Das Landgericht München I hat die Angeklagte heute wegen Totschlags zu einer Jugendstrafe von 3 Jahren 8 Monaten verurteilt.
Die Große Jugendkammer geht von folgendem Sachverhalt aus: Die zum Tatzeitpunkt 19jährige Angeklagte sei in einem engen Familienverbund in einem konservativ-katholischem Wertegefüge aufgewachsen. Sie sei dann ungewollt schwanger geworden. Eine Abtreibung sei vor ihrem familiären Hintergrund für sie keine Option gewesen. Im Mai 2023 habe sie im Badezimmer des Anwesens ihrer Eltern einen Sohn lebend und gesund zur Welt gebracht. Anschließend habe sie die Spülung der Toilette so oft hintereinander betätigt, bis das darin befindliche Kind tot war. Die Rechtsmedizinerin hatte ein Ersticken durch Ertrinken als Todesursache festgestellt. Der Vorsitzende Richter Christoph Limmer hielt fest, dass das Kind einen mehrminütigen Todeskampf habe durchleiden müssen. Die Angeklagte sei voll schuldfähig gewesen.
Die Angeklagte hatte den Sachverhalt eingeräumt.
Anders als Staatsanwalt Felix Prokop ging die Kammer nicht von einem Mord aus niedrigen Beweggründen aus, sondern bewertete die Tat als Totschlag. Die Tat sei nicht allein aus krasser Eigensucht begangen worden. Die Kammer erkannte vielmehr ein ganzes Motivbündel. So habe die Angeklagte Angst gehabt, das Bild der Familie nach außen zu beschädigen und die Erwartungen ihrer eigenen Familie zu enttäuschen.
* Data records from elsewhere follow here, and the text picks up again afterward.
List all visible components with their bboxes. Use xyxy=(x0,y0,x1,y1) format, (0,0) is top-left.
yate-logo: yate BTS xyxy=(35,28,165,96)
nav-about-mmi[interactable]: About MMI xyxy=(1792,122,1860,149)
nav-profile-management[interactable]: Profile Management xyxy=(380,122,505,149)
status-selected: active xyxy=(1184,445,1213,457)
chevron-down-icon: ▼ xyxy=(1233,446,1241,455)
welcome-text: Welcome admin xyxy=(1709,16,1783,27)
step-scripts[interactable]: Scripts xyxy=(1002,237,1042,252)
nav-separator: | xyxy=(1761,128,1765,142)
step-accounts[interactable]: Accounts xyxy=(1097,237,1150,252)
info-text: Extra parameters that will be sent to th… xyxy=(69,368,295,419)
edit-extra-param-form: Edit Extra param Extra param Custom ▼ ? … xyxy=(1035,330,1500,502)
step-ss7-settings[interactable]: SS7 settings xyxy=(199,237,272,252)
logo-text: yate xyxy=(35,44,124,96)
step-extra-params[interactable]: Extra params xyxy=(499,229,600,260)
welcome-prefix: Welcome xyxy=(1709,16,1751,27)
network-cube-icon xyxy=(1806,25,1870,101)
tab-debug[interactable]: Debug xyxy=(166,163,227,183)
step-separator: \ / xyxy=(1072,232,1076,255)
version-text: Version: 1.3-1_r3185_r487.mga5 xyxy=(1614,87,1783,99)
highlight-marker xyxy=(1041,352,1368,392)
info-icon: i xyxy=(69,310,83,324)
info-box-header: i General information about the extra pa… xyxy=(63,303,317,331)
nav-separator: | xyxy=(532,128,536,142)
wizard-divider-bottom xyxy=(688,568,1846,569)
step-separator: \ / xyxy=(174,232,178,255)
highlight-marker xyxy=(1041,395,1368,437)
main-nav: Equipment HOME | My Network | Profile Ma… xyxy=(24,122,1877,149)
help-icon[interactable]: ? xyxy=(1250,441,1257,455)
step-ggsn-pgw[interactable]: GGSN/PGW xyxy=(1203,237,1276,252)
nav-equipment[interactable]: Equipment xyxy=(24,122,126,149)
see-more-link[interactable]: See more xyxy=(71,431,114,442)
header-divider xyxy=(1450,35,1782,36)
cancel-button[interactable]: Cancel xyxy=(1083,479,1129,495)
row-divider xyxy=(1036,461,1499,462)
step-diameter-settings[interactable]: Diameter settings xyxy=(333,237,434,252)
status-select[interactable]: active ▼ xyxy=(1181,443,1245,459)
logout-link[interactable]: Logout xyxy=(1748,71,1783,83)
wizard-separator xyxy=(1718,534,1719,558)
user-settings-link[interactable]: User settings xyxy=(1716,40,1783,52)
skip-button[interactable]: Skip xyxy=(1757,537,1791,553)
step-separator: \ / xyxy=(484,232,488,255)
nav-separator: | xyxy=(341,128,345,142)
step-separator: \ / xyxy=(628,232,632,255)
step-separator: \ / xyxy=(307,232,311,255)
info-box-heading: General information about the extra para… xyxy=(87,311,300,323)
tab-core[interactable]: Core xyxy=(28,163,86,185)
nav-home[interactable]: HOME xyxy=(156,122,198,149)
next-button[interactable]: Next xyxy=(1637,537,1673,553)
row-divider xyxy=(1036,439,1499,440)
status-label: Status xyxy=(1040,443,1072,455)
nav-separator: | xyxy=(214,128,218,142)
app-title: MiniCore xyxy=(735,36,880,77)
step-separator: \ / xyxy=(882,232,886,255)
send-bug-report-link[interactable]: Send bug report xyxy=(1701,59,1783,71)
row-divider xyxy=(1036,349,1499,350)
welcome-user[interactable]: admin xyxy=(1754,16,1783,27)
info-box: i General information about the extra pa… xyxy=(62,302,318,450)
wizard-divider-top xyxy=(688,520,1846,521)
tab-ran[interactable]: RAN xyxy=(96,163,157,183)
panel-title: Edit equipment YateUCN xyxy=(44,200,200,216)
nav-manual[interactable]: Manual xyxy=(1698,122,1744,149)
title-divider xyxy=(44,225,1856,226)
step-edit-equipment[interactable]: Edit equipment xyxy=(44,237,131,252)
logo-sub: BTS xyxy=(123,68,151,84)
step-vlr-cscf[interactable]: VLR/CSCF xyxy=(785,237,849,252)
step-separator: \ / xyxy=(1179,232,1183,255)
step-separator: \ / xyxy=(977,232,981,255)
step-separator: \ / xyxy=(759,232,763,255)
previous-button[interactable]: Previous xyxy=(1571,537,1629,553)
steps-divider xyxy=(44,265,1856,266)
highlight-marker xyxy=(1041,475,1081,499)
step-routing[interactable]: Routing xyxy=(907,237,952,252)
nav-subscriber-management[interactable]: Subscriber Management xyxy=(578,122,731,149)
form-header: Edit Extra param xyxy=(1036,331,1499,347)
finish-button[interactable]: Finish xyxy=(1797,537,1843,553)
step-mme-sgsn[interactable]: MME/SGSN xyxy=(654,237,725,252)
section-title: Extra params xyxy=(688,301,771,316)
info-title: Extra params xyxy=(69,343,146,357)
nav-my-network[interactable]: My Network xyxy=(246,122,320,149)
Die Angeklagte habe sich bei der Geburt in einer äußerst schwierigen Situation befunden.
Die Angeklagte sei nach Jugendstrafrecht zu verurteilen gewesen, weil sie in ihrer Entwicklung trotz Arbeitstätigkeit insgesamt noch eher einer Jugendlichen als einer Erwachsenen entsprochen habe
Der Vorsitzende Richter Christoph Limmer hob hervor, dass in diesem Verfahren anders als in vielen anderen Verfahren niemand für das Opfer der Tat habe sprechen können. Die Angeklagte habe dem Kind die Möglichkeit genommen, in diesen Tagen seinen ersten Geburtstag zu feiern. Die Schwere der Schuld habe daher die Verhängung einer Jugendstrafe erfordert. Diese könne sich auch – anders als von der Verteidigerin Birgit Schwerdt beantragt – nicht im bewährungsfähigen Bereich bewegen. Es sei dringend notwendig, dass sich die Angeklagte bewusst mache, was sie getan habe und sich damit auseinandersetze.
Der Vorsitzende lobte in der mündlichen Urteilsbegründung die schnelle und gute Ermittlungsarbeit der Mordkommission.
Zuletzt ordnete das Gericht die Fortdauer der Untersuchungshaft an.
Das Urteil ist nicht rechtskräftig. Der Verteidigung und der Staatsanwaltschaft München I sowie der Nebenklage steht das Rechtsmittel der Revision zum Bundesgerichtshof offen, das binnen einer Woche ab heute eingelegt werden müsste.